Data underlying research on engineering oxygen-independent biotin biosynthesis in Saccharomyces cerevisiae

An oxygen requirement for de novo biotin synthesis in Saccharomyces cerevisiae precludes the application of biotin-prototrophic strains in anaerobic processes that use biotin-free media. To overcome this issue, this study explores introduction of the oxygen-independent Escherichia coli biotin-biosynthesis pathway in S. cerevisiae. Implementation of this pathway required expression of seven E. coli genes involved in fatty-acid synthesis and three E. coli genes essential for the formation of a pimelate thioester, a key precursor of biotin synthesis. A yeast strain expressing these genes readily grew in biotin-free medium, irrespective of the presence of oxygen. However, the engineered strain exhibited lower specific growth rates in biotin-free media than in biotin-supplemented media.
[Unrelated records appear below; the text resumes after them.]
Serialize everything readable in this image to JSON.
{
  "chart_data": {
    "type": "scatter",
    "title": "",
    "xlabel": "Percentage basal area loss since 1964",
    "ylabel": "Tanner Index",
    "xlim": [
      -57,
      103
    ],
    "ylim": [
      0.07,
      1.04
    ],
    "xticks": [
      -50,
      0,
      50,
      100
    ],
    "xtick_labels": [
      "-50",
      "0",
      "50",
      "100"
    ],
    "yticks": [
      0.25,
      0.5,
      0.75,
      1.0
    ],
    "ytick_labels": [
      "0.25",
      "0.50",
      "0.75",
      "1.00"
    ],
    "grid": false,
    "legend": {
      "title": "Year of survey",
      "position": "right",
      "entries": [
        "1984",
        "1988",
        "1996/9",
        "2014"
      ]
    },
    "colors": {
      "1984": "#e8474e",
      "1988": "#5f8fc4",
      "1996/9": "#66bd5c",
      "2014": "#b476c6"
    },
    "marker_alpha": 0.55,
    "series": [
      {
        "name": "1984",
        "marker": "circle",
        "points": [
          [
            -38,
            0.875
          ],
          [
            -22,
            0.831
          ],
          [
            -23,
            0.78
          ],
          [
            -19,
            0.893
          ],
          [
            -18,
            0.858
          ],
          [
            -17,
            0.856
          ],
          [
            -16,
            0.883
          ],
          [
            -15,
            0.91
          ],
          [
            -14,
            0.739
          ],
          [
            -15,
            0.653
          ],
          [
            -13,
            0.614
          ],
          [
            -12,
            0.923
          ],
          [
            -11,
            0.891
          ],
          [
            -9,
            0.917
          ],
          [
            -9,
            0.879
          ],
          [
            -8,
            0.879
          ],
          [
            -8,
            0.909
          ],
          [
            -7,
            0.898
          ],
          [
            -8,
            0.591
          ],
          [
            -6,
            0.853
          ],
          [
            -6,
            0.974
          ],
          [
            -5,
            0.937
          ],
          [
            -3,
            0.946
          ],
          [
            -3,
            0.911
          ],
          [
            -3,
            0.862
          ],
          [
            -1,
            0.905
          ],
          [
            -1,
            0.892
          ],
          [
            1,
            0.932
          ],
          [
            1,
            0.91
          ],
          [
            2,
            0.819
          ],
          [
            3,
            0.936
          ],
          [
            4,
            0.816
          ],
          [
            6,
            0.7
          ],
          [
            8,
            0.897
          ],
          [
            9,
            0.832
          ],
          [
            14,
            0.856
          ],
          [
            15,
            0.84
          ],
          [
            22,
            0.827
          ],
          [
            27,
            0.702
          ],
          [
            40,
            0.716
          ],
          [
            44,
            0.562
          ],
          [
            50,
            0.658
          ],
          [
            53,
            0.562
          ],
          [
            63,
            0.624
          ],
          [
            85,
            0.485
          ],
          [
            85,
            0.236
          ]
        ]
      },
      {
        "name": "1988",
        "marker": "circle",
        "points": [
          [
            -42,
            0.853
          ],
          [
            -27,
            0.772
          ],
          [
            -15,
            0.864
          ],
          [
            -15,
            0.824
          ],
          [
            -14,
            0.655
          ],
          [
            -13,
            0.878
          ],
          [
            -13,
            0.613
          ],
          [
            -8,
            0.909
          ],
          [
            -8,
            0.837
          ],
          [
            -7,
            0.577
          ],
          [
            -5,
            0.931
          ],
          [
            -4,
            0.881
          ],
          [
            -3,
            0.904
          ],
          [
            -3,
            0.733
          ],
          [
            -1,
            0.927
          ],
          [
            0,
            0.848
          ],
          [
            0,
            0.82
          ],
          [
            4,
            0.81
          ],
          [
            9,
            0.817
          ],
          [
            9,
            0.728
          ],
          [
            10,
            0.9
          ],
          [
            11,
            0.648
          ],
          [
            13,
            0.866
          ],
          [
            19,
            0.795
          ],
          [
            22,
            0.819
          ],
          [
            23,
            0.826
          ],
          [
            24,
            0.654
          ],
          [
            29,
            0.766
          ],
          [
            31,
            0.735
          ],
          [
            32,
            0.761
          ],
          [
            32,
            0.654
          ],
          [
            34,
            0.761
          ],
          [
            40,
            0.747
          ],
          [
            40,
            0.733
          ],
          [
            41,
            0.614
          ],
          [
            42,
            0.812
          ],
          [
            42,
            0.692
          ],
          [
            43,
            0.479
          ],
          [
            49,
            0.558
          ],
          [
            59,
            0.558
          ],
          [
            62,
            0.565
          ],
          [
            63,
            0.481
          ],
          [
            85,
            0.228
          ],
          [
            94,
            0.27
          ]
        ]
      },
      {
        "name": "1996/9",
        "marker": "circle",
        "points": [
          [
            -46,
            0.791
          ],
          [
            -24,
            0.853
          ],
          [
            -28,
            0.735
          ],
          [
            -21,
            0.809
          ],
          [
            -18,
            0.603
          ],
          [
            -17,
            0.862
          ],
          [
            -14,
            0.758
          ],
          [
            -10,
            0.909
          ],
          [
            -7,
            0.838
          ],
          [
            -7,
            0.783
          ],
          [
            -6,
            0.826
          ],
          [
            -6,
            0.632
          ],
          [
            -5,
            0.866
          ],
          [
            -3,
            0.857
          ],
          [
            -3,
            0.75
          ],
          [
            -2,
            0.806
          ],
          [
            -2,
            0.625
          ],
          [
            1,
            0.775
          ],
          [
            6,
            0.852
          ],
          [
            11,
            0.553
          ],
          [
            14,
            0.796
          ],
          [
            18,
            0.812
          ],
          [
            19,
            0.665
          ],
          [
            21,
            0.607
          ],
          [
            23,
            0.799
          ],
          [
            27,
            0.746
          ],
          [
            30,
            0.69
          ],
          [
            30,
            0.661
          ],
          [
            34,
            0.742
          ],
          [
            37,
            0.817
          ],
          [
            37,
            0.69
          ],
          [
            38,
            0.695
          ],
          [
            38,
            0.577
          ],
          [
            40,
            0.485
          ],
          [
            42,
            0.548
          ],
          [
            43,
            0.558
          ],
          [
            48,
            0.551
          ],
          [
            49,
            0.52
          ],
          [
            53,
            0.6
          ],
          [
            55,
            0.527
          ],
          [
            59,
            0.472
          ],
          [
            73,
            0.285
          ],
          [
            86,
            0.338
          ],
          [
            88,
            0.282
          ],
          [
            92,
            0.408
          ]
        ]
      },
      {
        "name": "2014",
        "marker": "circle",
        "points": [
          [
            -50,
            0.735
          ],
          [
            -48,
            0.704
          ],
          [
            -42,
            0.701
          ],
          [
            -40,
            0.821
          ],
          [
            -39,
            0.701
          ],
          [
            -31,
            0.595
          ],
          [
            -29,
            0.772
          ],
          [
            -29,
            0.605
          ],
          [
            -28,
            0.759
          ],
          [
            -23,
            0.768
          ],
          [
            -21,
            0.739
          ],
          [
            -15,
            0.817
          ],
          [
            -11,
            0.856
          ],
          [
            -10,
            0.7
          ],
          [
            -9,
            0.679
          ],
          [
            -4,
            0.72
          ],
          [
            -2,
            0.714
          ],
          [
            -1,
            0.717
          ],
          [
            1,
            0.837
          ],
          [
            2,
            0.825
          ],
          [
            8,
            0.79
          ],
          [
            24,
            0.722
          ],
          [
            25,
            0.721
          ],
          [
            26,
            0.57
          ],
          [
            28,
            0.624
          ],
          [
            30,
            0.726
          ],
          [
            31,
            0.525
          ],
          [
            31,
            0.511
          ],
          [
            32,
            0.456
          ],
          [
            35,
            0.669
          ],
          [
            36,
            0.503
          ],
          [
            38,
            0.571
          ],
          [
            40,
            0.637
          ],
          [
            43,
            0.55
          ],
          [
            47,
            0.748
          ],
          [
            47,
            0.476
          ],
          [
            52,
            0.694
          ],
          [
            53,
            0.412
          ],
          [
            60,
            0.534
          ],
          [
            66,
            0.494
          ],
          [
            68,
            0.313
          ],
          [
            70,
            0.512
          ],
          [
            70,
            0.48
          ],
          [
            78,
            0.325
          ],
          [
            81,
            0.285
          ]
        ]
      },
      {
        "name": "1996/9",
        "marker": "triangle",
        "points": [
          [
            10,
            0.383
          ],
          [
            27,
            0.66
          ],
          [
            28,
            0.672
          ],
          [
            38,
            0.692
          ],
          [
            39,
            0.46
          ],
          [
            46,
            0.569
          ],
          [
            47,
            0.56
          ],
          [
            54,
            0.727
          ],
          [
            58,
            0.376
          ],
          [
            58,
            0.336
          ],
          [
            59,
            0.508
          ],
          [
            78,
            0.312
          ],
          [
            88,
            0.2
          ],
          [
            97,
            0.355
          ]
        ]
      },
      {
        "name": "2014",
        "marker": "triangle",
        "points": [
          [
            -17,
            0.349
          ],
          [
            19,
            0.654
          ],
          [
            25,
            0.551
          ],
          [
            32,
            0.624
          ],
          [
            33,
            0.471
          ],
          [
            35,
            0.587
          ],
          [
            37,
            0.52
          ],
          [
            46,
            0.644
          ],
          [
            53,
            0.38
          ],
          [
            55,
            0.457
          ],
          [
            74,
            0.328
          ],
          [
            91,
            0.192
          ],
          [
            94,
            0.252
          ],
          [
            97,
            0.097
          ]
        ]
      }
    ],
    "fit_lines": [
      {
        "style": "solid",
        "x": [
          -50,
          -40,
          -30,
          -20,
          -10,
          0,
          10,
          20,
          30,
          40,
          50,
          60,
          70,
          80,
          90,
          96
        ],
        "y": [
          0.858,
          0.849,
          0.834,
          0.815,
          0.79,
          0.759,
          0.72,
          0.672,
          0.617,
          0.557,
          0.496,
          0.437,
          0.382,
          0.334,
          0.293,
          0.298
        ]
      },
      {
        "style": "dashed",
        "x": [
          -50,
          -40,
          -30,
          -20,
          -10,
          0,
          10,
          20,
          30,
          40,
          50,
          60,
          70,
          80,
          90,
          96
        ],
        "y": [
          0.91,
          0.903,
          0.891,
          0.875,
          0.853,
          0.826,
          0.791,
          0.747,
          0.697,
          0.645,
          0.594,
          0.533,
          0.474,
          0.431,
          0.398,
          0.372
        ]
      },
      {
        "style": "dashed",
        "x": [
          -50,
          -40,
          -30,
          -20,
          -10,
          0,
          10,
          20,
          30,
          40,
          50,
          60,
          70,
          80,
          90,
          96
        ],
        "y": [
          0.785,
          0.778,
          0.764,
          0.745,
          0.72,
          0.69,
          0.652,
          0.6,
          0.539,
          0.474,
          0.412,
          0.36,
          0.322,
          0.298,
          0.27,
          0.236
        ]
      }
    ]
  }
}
Following adaptive laboratory evolution in anaerobic cultures, evolved cell lines that no longer showed this growth difference were characterized by genome sequencing and proteome analyses. The evolved isolates exhibited several genomic rearrangements, including a whole-genome duplication, which caused alterations in the relative gene dosages of biosynthetic pathway genes. These alterations resulted in a reduced abundance of the enzymes catalyzing the first three steps of the E. coli biotin pathway. The evolved pathway configuration was reverse engineered in the diploid industrial S. cerevisiae strain Ethanol Red. The resulting strain grew at nearly the same rate in biotin-supplemented and biotin-free media. This study established the first genetic engineering strategy to enable biotin-independent anaerobic growth of S. cerevisiae and demonstrated its portability in industrial strain backgrounds.